Umstrittener Aktionskünstler Otto Muehl gestorben

Wien (dpa) - Er gilt als einer der umstrittensten Künstler Österreichs. Mit seinen Werken versuchte Otto Muehl die Grenzen der Gesellschaft immer wieder zu überschreiten - und ging dabei deutlich zu weit.

Das radikale Schaffen des Kommunengründers stand immer im Schatten seiner siebenjährigen Haftstrafe, die er unter anderem wegen sexuellen Missbrauchs Minderjähriger verbüßen musste. Am Sonntag starb Muehl mit 87 Jahren in Portugal.

Muehl begründete mit Künstlern wie Hermann Nitsch und Günter Brus in den 1960er Jahren den Wiener Aktionismus. Der Körper selbst wurde als Material begriffen. Eine „Pissaktion“ sorgte ebenso für einen öffentlichen Skandal wie eine Aktion, bei der ein Schwein geschlachtet und die Exkremente über eine nackte Frau geschüttet wurden, begleitet von Weihnachtsliedern.

1925 in Grodnau im Burgenland geboren, studierte Muehl Germanistik, Geschichte und Kunstpädagogik und startete als Zeichentherapeut mit seinem künstlerischen Schaffen. Die Trennung zwischen Kunst und Leben aufzuheben und im befreiten, gleichberechtigten Zusammenleben gesellschaftliche Zwänge abzulegen, war Kernpunkt der sozialen Utopie des jungen Otto Muehl.

In seinen ersten künstlerischen Arbeiten beschäftigte er sich mit der Zerstörung des Tafelbildes und arbeitete an Gerümpelskulpturen. 1962 entstand das Manifest „Die Blutorgel“. Muehl zeigte sich auch als technisch versierter Maler, der etwa im Van-Gogh-Zyklus von 1984 mit Motiven der Kunstgeschichte spielt und gleichzeitig politische Themen aufgreift. Ab 2001 verwendete er bei den „Electric Paintings“ Motive und Fotografien aus seiner früheren Arbeit, verfremdet sie mittels Computer und fügt sie zu kurzen Clips zusammen.

Freie Sexualität, die anstelle der „schädlichen“ Zweier-Beziehung stehen sollte, begleitete Muehl sein gesamtes Leben. Zu diesem Zweck gründete er Anfang der 70er Jahre seine ersten Kommunen, in denen freie Sexualität gelebt wurde. In ihrer Blütezeit 1983 lebten auf dem burgenländischen Friedrichshof und in der Dependance auf La Gomera über 600 Menschen. Doch der Versuch einer radikalen gesellschaftlichen Utopie scheiterte.

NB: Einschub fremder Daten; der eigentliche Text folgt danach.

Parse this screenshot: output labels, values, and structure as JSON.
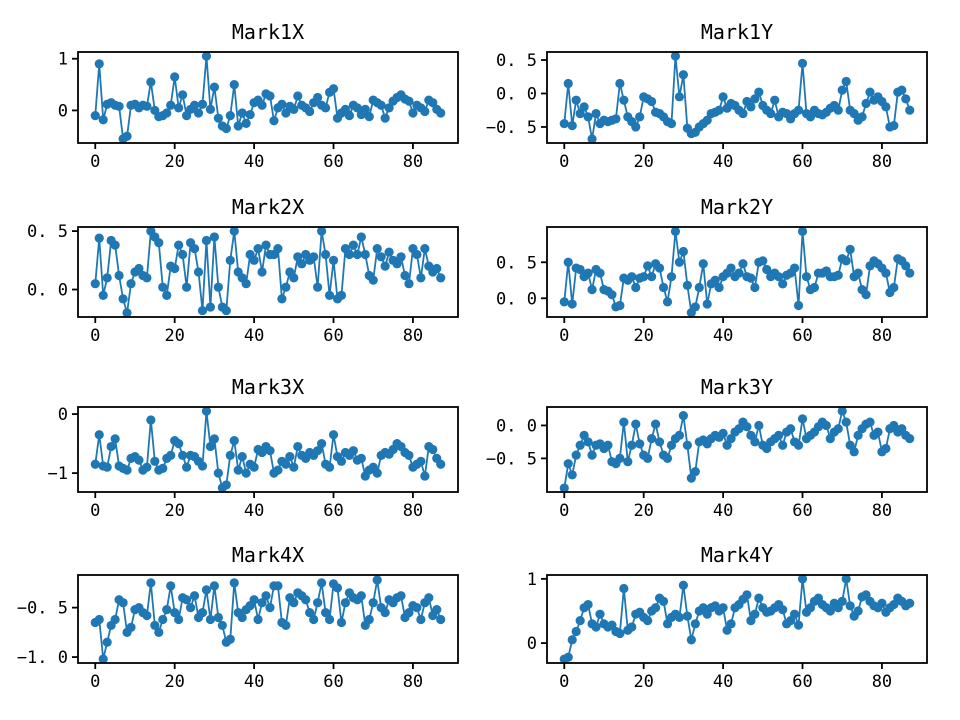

Der Verfechter der freien Liebe wurde 1991 wegen Drogenmissbrauchs, Vergewaltigung und sexuellen Missbrauchs von Minderjährigen verurteilt und verbüßte eine siebenjährige Haftstrafe. Nach seiner Entlassung lebte er gemeinsam mit einigen Künstlerfamilien weiter in einer Kommune in Portugal. Ausstellungen zu seinem Werk lösen bis heute heftige Diskussionen in seiner Heimat aus.

Lange Zeit sah sich der 1925 im Burgenland geborene Muehl als Opfer der Justiz. Erst 2010 entschuldigte er sich im Zuge einer Ausstellung im Wiener Leopold Museum erstmals für seine Taten. Er habe seine Wirkung bei den Kinder und Jugendlichen als „Häuptling“ der Kommune unterschätzt. „Ich wollte sie befreien und habe sie mit sexueller Überschreitung stattdessen überrumpelt und gekränkt“, hieß es in dem für die Öffentlichkeit bestimmten Brief. Damals war der Aktionist bereits stark von seiner Parkinson-Krankheit gezeichnet.

„Was die RAF im Politischen, das ist Otto Muehl im Sexuellen: der Punkt, an dem die Sache mit der Befreiung in ihr Gegenteil kippt“, resümierte die Philosophin Isolde Charim in einer Reaktion auf Muehls Entschuldigung damals. Jüngst ist das gescheiterte Experiment von Muehl wieder in den Schlagzeilen gewesen. Paul-Julien Robert, der 1979 am Friedrichshof geboren wurde, verarbeitete seine Kindheit in dem Dokumentarfilm mit dem vielsagenden Titel „Meine keine Familie“.